I am working with binary (only 0's and 1's) matrices of rows and columns in the order of a few thousands. For example, the number of rows are between 2000 - 7000 and number of columns are between 4000 - 15000. My computer has more then 100g RAM.
I'm surprised that even with these sizes, I am getting MemoryError
with the following code.
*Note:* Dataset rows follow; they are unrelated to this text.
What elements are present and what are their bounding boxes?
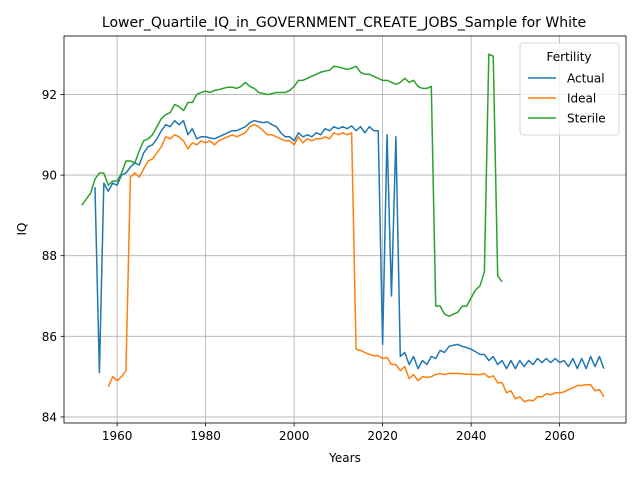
legend-title: Fertility	[546, 50, 591, 64]
x-tick-label: 2000	[279, 429, 310, 443]
legend: Fertility Actual Ideal Sterile	[520, 43, 619, 135]
legend-label-sterile: Sterile	[567, 112, 606, 126]
y-tick-label: 92	[42, 88, 57, 102]
legend-label-ideal: Ideal	[567, 92, 596, 106]
y-tick-label: 86	[42, 330, 57, 344]
x-tick-label: 2040	[456, 429, 487, 443]
legend-label-actual: Actual	[567, 72, 605, 86]
x-tick-label: 1980	[190, 429, 221, 443]
x-tick-label: 2020	[367, 429, 398, 443]
x-tick-label: 1960	[102, 429, 133, 443]
x-axis-label: Years	[328, 451, 361, 465]
y-axis-label: IQ	[15, 223, 29, 236]
chart-title: Lower_Quartile_IQ_in_GOVERNMENT_CREATE_J…	[102, 15, 586, 31]
y-tick-label: 84	[42, 410, 57, 424]
y-tick-label: 88	[42, 249, 57, 263]
y-tick-label: 90	[42, 169, 57, 183]
x-tick-label: 2060	[544, 429, 575, 443]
For reproducibility, I'm including an example with a smaller matrix (10*20) Note than both of the following raise this error:
import numpy as np
my_matrix = np.random.randint(2,size=(10,20))
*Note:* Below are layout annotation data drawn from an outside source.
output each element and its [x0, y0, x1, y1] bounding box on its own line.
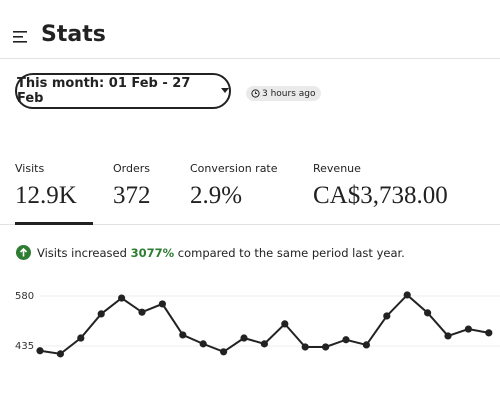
point: [485, 329, 493, 337]
point: [322, 343, 330, 351]
y-tick-label: 580: [15, 291, 34, 302]
metric-value[interactable]: 2.9%: [190, 182, 243, 209]
metric-label[interactable]: Revenue: [313, 162, 361, 175]
point: [403, 291, 411, 299]
clock-icon: [251, 89, 260, 98]
metric-label[interactable]: Conversion rate: [190, 162, 278, 175]
caret: [221, 88, 229, 93]
metric-value[interactable]: 372: [113, 182, 151, 209]
metric-value[interactable]: 12.9K: [15, 182, 77, 209]
date-range-button[interactable]: This month: 01 Feb - 27 Feb: [15, 73, 231, 109]
active-tab-indicator: [15, 222, 93, 225]
message-suffix: compared to the same period last year.: [174, 245, 405, 260]
page-title: Stats: [41, 22, 106, 47]
point: [56, 350, 64, 358]
metric-value[interactable]: CA$3,738.00: [313, 182, 448, 209]
trend-message: Visits increased 3077% compared to the s…: [16, 245, 405, 260]
point: [301, 343, 309, 351]
metric-label[interactable]: Orders: [113, 162, 150, 175]
point: [97, 310, 105, 318]
point: [158, 300, 166, 308]
message-prefix: Visits increased: [37, 245, 131, 260]
point: [118, 294, 126, 302]
point: [199, 340, 207, 348]
point: [138, 308, 146, 316]
message-text: Visits increased 3077% compared to the s…: [37, 246, 405, 260]
point: [444, 332, 452, 340]
point: [36, 347, 44, 355]
menu-icon[interactable]: [13, 30, 29, 44]
divider: [0, 58, 500, 59]
divider: [0, 224, 500, 225]
point: [77, 334, 85, 342]
point: [281, 320, 289, 328]
point: [220, 348, 228, 356]
updated-text: 3 hours ago: [262, 88, 316, 99]
point: [342, 336, 350, 344]
up-icon: [16, 245, 31, 260]
updated-badge: 3 hours ago: [246, 86, 321, 101]
point: [179, 331, 187, 339]
message-highlight: 3077%: [130, 245, 175, 260]
point: [362, 341, 370, 349]
metric-label[interactable]: Visits: [15, 162, 45, 175]
point: [464, 325, 472, 333]
date-range-label: This month: 01 Feb - 27 Feb: [17, 76, 191, 106]
point: [383, 312, 391, 320]
point: [260, 340, 268, 348]
point: [424, 309, 432, 317]
point: [240, 334, 248, 342]
y-tick-label: 435: [15, 341, 34, 352]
tr, tc = np.triu_indices(my_matrix.shape[0],1)
ut_sums = np.sum(my_matrix[tr] * my_matrix[tc], 1)
denominator = 100
value = 1 - ut_sums.astype(float)/denominator
np.einsum('i->', value)
I tried to replace the elementwise multiplication in the above code to einsum as below, but it also generates the same MemoryError:
import numpy as np
my_matrix = np.random.randint(2,size=(10,20))
tr, tc = np.triu_indices(my_matrix.shape[0],1)
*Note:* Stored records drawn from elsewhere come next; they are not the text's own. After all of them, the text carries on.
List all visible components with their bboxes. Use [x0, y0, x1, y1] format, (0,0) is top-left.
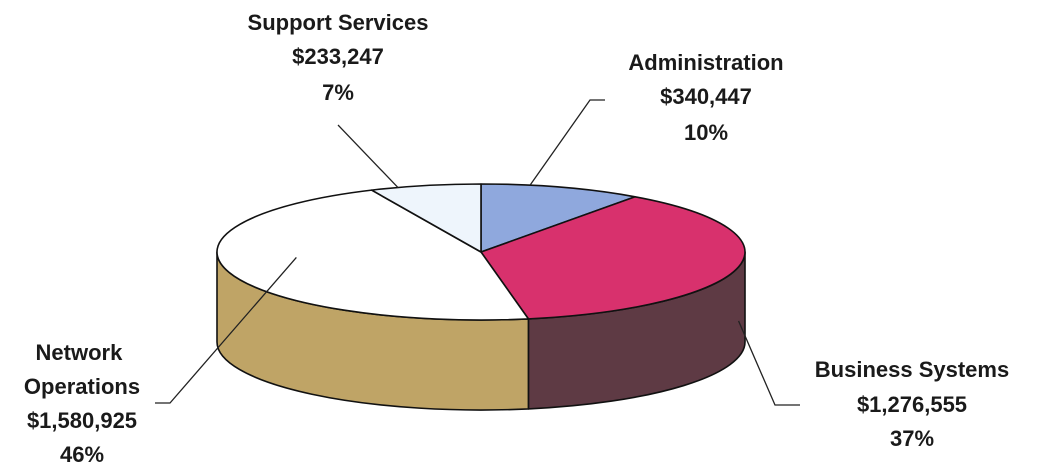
pie-slice-administration — [480, 183, 636, 253]
leader-line-business-systems — [737, 320, 800, 406]
label-business-systems-percent: 37% — [890, 426, 934, 451]
label-network-operations-line1: Network — [36, 340, 124, 365]
pie-top-layer — [216, 183, 746, 321]
label-administration-value: $340,447 — [660, 84, 752, 109]
pie-slice-business-systems — [480, 195, 746, 320]
label-administration: Administration $340,447 10% — [628, 50, 783, 145]
leader-line-administration — [529, 99, 605, 186]
pie-slice-support-services — [370, 183, 482, 253]
label-business-systems: Business Systems $1,276,555 37% — [815, 357, 1009, 451]
label-support-services-name: Support Services — [248, 10, 429, 35]
label-business-systems-name: Business Systems — [815, 357, 1009, 382]
label-network-operations: Network Operations $1,580,925 46% — [24, 340, 140, 467]
label-business-systems-value: $1,276,555 — [857, 392, 967, 417]
label-network-operations-value: $1,580,925 — [27, 408, 137, 433]
label-support-services: Support Services $233,247 7% — [248, 10, 429, 105]
label-network-operations-name: Network Operations — [24, 340, 140, 399]
pie-slice-network-operations — [216, 189, 530, 321]
label-support-services-percent: 7% — [322, 80, 354, 105]
label-support-services-value: $233,247 — [292, 44, 384, 69]
label-administration-percent: 10% — [684, 120, 728, 145]
leader-line-network-operations — [155, 256, 297, 404]
label-administration-name: Administration — [628, 50, 783, 75]
label-network-operations-line2: Operations — [24, 374, 140, 399]
leader-line-support-services — [337, 124, 399, 188]
leader-lines — [155, 99, 800, 406]
label-network-operations-percent: 46% — [60, 442, 104, 467]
ut_sums = np.einsum('ij,ij->i', my_matrix[tr], my_matrix[tc])
denominator = 100
value = 1 - ut_sums.astype(float)/denominator
np.einsum('i->', value)
In both cases, the printed Traceback points to the line where ut_sums
is being calculated.
Please note that my code has other operations too, and there are other statistics calculated on matrices of similar sizes, but with more than 100 g, I thought it should not be a problem.